I have pilot data. What effect can I detect?
Source:vignettes/from-pilot-find-mde.Rmd
from-pilot-find-mde.RmdSuppose we ran a pilot study and know our planned sample size for the full study. We want to find the minimum detectable effect (MDE)—the smallest treatment effect for which the study has adequate power (80% or 95%).
from_pilot() piped into find_mde() answers
this question.
Example
Cutler, Pietryka, and Rainey (2024) run a pilot replication of Ahler and Sood (2018), who find that correcting respondents’ misperceptions of their out-party reduces affective polarization on a 101-point feeling thermometer. Ahler and Sood estimate a treatment effect of 6.4 points with a 95% confidence interval of [3, 10]. Cutler et al. use the pre-post measurement strategy of Clifford, Sheagley, and Piston (2021), measuring feelings toward supporters of the out-party before and after treatment. In the pilot, with 85 per condition, they estimate a standard error of 2.13.
Suppose we plan to run the full study with 500 per condition.
library(powerrules)
from_pilot(se_pilot = 2.13, n_pilot = 85) |>
find_mde(n_planned = 500)#> -- Power Analysis ------------------------------------------------------
#> Design: balanced, between-subjects
#> Source: pilot data (conservative)
#> CI level: 90% (size-0.05 test of directional hypothesis)
#>
#> Inputs:
#> SE (pilot) = 2.13
#> n (pilot) = 85 per condition
#> n (planned) = 500 per condition (1,000 total)
#>
#> Predicted SE = sqrt(85 / 500) * (sqrt(1/85) + 1) * 2.13 = 0.97 [Rule 9]
#> MDE (80% power) = 2.49 * 0.97 = 2.42 [Rule 5]
#> MDE (95% power) = 3.29 * 0.97 = 3.20 [Rule 5]
#>
#> -- Manuscript sentence (edit as needed) --------------------------------
#> For a balanced, between-subjects design with 500 respondents per
#> condition (1,000 total), using pilot data with a standard error of
#> 2.13 (85 per condition) and a conservative adjustment for pilot noise,
#> the predicted standard error is 0.97. Using a one-sided test at the
#> 0.05 level, the experiment has 80% power to detect a treatment effect
#> of 2.42 units and 95% power to detect a treatment effect of 3.20
#> units.
#>
#> Note: The paper rounds the MDE factor to 2.5 for 80% power and 3.3 for
#> 95% power. This software uses exact values (2.49 and 3.29), so results
#> differ slightly from hand calculations using the rounded factors.The output predicts the standard error in the full study using the pilot SE, sample size, and a conservative adjustment factor (Rule 9 from Rainey (2026)). With 500 per condition, the study has 80% power to detect a treatment effect of 2.42 points.

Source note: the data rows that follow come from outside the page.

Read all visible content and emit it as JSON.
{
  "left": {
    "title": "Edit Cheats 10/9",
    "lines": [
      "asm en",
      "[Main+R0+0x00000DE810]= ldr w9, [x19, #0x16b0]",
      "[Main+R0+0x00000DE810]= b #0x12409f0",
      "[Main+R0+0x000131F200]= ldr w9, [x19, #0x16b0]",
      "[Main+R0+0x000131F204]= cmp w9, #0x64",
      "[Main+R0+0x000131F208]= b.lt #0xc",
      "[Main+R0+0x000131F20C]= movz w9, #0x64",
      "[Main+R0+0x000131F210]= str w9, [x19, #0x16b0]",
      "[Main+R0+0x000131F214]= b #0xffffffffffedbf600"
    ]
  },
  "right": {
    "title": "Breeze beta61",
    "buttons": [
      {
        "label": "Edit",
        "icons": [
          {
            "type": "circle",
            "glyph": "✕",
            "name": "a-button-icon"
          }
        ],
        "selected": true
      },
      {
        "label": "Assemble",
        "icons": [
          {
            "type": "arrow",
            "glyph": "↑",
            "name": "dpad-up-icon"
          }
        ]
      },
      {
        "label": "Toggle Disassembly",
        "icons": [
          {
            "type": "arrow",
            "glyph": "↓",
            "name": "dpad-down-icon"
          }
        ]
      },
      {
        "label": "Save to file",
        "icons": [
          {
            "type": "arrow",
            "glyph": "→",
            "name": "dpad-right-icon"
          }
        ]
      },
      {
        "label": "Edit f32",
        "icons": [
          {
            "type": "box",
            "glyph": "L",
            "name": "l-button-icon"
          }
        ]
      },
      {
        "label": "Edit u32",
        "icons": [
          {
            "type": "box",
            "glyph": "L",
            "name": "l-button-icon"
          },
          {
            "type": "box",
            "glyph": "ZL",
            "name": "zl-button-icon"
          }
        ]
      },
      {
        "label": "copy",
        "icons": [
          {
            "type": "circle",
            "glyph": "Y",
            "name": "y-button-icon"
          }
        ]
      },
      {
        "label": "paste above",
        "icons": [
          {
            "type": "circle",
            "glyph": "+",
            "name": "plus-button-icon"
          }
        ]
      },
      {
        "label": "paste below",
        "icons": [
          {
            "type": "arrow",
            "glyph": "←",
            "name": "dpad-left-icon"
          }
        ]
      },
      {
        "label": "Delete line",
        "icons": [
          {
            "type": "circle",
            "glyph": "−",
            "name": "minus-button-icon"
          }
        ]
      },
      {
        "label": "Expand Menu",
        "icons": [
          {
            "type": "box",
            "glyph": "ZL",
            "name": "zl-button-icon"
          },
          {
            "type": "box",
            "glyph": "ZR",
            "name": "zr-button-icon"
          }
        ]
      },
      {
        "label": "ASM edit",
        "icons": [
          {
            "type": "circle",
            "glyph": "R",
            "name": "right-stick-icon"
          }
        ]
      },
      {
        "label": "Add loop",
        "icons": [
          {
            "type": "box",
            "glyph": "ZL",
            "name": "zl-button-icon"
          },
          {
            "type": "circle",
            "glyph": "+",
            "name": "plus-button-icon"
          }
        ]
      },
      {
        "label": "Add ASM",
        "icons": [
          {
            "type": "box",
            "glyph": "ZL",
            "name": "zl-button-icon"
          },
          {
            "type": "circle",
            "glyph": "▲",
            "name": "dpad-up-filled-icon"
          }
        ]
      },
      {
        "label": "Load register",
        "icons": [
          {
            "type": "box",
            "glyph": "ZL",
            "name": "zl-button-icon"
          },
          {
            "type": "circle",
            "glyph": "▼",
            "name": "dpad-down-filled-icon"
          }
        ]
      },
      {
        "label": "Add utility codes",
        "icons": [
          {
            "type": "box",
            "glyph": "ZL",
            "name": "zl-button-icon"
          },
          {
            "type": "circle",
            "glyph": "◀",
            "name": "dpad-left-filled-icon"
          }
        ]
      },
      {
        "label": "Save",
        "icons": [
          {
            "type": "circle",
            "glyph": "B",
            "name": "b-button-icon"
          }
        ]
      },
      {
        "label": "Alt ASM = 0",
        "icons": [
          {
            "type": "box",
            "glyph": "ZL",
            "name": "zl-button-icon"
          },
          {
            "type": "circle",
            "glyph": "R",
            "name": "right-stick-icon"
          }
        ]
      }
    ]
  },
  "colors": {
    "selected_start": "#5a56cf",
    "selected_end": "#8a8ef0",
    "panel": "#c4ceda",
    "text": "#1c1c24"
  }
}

The conservative adjustment factor
Standard errors estimated from small pilot studies are noisy. If the pilot SE happens to be smaller than the true SE, a naive rescaling would predict a standard error that is too small, making the study appear more sensitive than it is (Albers and Lakens 2018; Rainey 2026). The conservative adjustment factor, sqrt(1/npilot) + 1, inflates the predicted SE to protect against this risk. In this example, the conservative factor is sqrt(1/85) + 1 = 1.11, inflating the predicted SE by about 11%.